Unfortunately, the players may not be primed for such solidarity in the face of the MLB’s new approach to punishments for PEDs. While one might be tempted to argue that the players are finally playing the game morally or exuding strong character, their lack of a concerted response to MLB’s current investigation is unfortunate because the success of this investigation will move MLB beyond the testing era. What the MLB gains through using the courts and a gang of investigators to enforce its PEDs policy, the players lose in the form of their procedural rights. These interests may not be uniting players now, but should this investigation succeed for the MLB, the mechanisms of their response to the Biogenesis scandal will eventually be items for deliberation the next time CBA and JDA bargaining occurs.

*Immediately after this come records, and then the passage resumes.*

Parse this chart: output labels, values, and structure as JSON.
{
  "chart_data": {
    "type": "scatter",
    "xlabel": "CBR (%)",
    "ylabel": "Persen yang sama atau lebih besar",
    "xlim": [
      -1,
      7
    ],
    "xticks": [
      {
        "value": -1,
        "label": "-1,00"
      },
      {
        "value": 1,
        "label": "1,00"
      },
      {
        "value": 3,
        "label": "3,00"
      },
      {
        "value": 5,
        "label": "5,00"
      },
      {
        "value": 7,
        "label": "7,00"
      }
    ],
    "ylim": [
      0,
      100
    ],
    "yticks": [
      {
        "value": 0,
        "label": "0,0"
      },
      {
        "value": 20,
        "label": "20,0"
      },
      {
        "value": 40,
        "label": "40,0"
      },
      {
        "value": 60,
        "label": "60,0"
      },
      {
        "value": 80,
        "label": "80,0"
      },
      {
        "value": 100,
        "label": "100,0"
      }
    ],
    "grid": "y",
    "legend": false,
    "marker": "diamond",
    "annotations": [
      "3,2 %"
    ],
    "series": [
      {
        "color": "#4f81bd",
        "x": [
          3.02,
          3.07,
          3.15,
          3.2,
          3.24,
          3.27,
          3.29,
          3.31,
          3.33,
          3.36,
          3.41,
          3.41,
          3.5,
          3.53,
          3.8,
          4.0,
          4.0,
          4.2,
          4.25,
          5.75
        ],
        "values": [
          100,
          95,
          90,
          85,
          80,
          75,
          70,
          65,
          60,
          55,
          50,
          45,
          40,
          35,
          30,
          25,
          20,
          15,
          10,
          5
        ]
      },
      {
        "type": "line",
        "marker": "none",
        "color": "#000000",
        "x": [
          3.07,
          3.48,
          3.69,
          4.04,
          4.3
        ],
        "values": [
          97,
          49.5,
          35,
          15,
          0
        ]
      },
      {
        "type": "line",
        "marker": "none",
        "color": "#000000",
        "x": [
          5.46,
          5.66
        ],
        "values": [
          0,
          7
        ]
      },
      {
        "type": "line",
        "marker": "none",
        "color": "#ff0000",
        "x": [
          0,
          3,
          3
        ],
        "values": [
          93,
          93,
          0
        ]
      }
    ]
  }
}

We can respond to such a shift by supporting Braun this time around, in the hopes that fan voices and wallets might recover some of the fight lost by the current players’ disparate interests. Supporting Braun, at this point, goes beyond the very matter of any PED use, and cuts to the issue of the MLB’s procedures for punishment. If we want to follow a sport without drawn out investigation scandals, if we want to follow a sport where punishment boundaries are clearly outlined, if we want to follow a sport where the players are more important than abstract ideals about “clean competition,” we need to use this case to speak. Are we paying to watch “clean baseball” at all costs, or are we paying to watch victories?

The last few years show that baseball can be competitive and enjoyable, even during the testing era. If we want to continue watching Testing Era baseball, we should support Braun and voice our disagreement with MLB’s current approach to punishments.

News sources and quotes cited with links within text.
Some arguments developing during debates at Badger State Sports.